Mona Lisa est pleine de mystères, et certains d’entre eux relèvent de sa chimie même. Ce tableau de Léonard de Vinci — La Joconde — est le plus célèbre de la Renaissance italienne. Les techniques et les matériaux mobilisés par De Vinci reste un sujet de recherche scientifique et historique : 500 ans plus tard, les chercheurs n’ont pas encore fait toute la lumière sur ses méthodes picturales.
L’étude publiée ce mercredi 11 octobre 2023 est une petite révolution. Une équipe pilotée par le CNRS s’est plongée — chimiquement — dans la Joconde. Pour ce faire, ils ont analysé un micro-échantillon (qualifié d’« exceptionnel » par les auteurs) issu de la sous-couche du tableau, c’est-à-dire la première couche de peinture qu’il a appliqué, en guise de préparation.
Ils y sont parvenus en mobilisant le Synchrotron européen de Grenoble. Le rayonnement synchrotron produit des rayons X jusque 10 000 milliards de fois plus brillants que les rayons X habituellement utilisés à l’hôpital. Le Synchrotron de Grenoble fonctionne ainsi comme un « super microscope, qui ‘filme’ la position et le mouvement des atomes et révèle ainsi la structure de la matière dans toute sa complexité et toute sa beauté », indique le site de l’installation.
De fait, grâce à cet échantillon et à cet équipement sophistiqué, les scientifiques ont pu étudier à l’échelle microscopique la technique de Léonard de Vinci pour peindre Mona Lisa.
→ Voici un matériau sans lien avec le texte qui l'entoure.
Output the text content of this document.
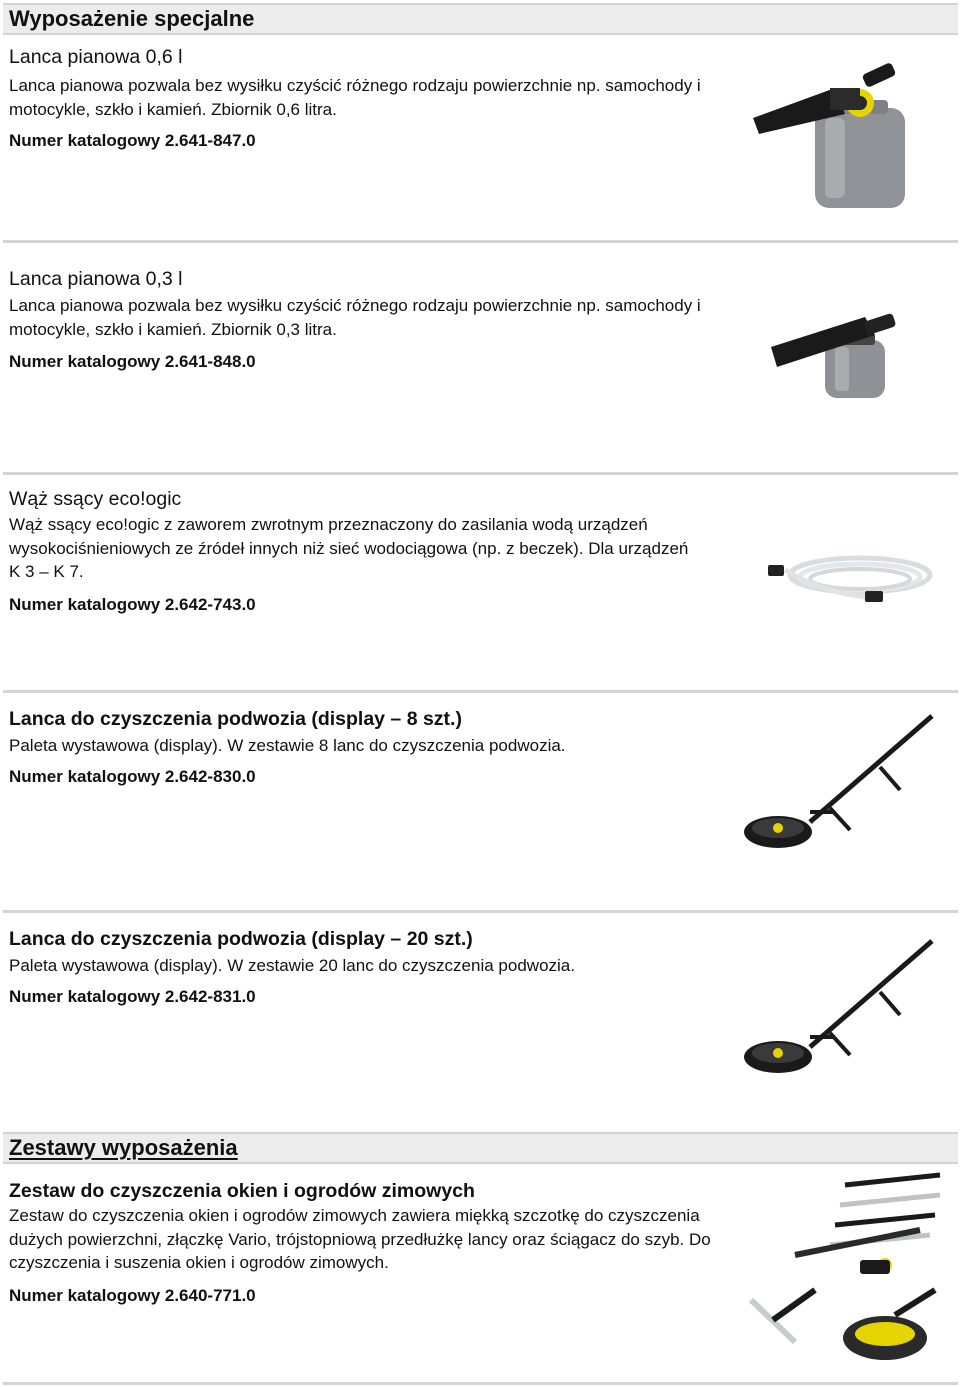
Wyposażenie specjalne
Lanca pianowa 0,6 l
Lanca pianowa pozwala bez wysiłku czyścić różnego rodzaju powierzchnie np. samochody i motocykle, szkło i kamień. Zbiornik 0,6 litra.
Numer katalogowy 2.641-847.0
Lanca pianowa 0,3 l
Lanca pianowa pozwala bez wysiłku czyścić różnego rodzaju powierzchnie np. samochody i motocykle, szkło i kamień. Zbiornik 0,3 litra.
Numer katalogowy 2.641-848.0
Wąż ssący eco!ogic
Wąż ssący eco!ogic z zaworem zwrotnym przeznaczony do zasilania wodą urządzeń wysokociśnieniowych ze źródeł innych niż sieć wodociągowa (np. z beczek). Dla urządzeń K 3 – K 7.
Numer katalogowy 2.642-743.0
Lanca do czyszczenia podwozia (display – 8 szt.)
Paleta wystawowa (display). W zestawie 8 lanc do czyszczenia podwozia.
Numer katalogowy 2.642-830.0
Lanca do czyszczenia podwozia (display – 20 szt.)
Paleta wystawowa (display). W zestawie 20 lanc do czyszczenia podwozia.
Numer katalogowy 2.642-831.0
Zestawy wyposażenia
Zestaw do czyszczenia okien i ogrodów zimowych
Zestaw do czyszczenia okien i ogrodów zimowych zawiera miękką szczotkę do czyszczenia dużych powierzchni, złączkę Vario, trójstopniową przedłużkę lancy oraz ściągacz do szyb. Do czyszczenia i suszenia okien i ogrodów zimowych.
Numer katalogowy 2.640-771.0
Que révèle cette enquête à cheval entre l’art et la science ?
Un mélange « très différent » de ceux de l’époque
L’analyse a révélé la présence d’un « mélange singulier d’huiles fortement saponifiées à haute teneur en plomb, et d’un pigment blanc de plomb appauvri en cérusite ». Traduction, c’est un mélange « très différent en composition de ceux habituellement observés dans les peintures à l’huile de cette époque », explique le CNRS.
La signature « la plus remarquable » de cet échantillon reste la présence de plumbonacrite, un composé rare, stable seulement dans certains types d’environnements chimiques (alcalins, notamment, donc au pH supérieur à 7). Léonard de Vinci a « probablement cherché à préparer une peinture épaisse convenant pour recouvrir le panneau de bois de la Joconde en traitant l’huile avec une forte charge d’oxyde de plomb II », détaille l’étude. La plumbonacrite a aussi été retrouvée dans un échantillon de La Cène, autre œuvre majeure.
Les manuscrits du peintre donnaient déjà des informations sur l’usage de ces composés, mais de façon « ambigüe » : leur détection chimique apporte une confirmation déterminante. Et la volonté de Léonard de Vinci d’expérimenter se fait encore plus évidente qu’avant. « (…) L’examen scientifique récent de son corpus de peinture a révélé que son célèbre goût pour l’expérimentation était remarquablement présent dans la pratique de son métier : le montage de chacune de ses peintures est différent, de même que les matériaux utilisés », rappelle l’étude.
Ce n’est pas la première fois, ces derniers mois, que la composition chimique de la Joconde se dévoile un peu plus. Des travaux publiés en mars 2023 ont montré que les tableaux des grands maîtres de la Renaissance — Léonard de Vinci, Rembrandt, Vermeer — utilisaient des protéines issues de jaune d’œuf.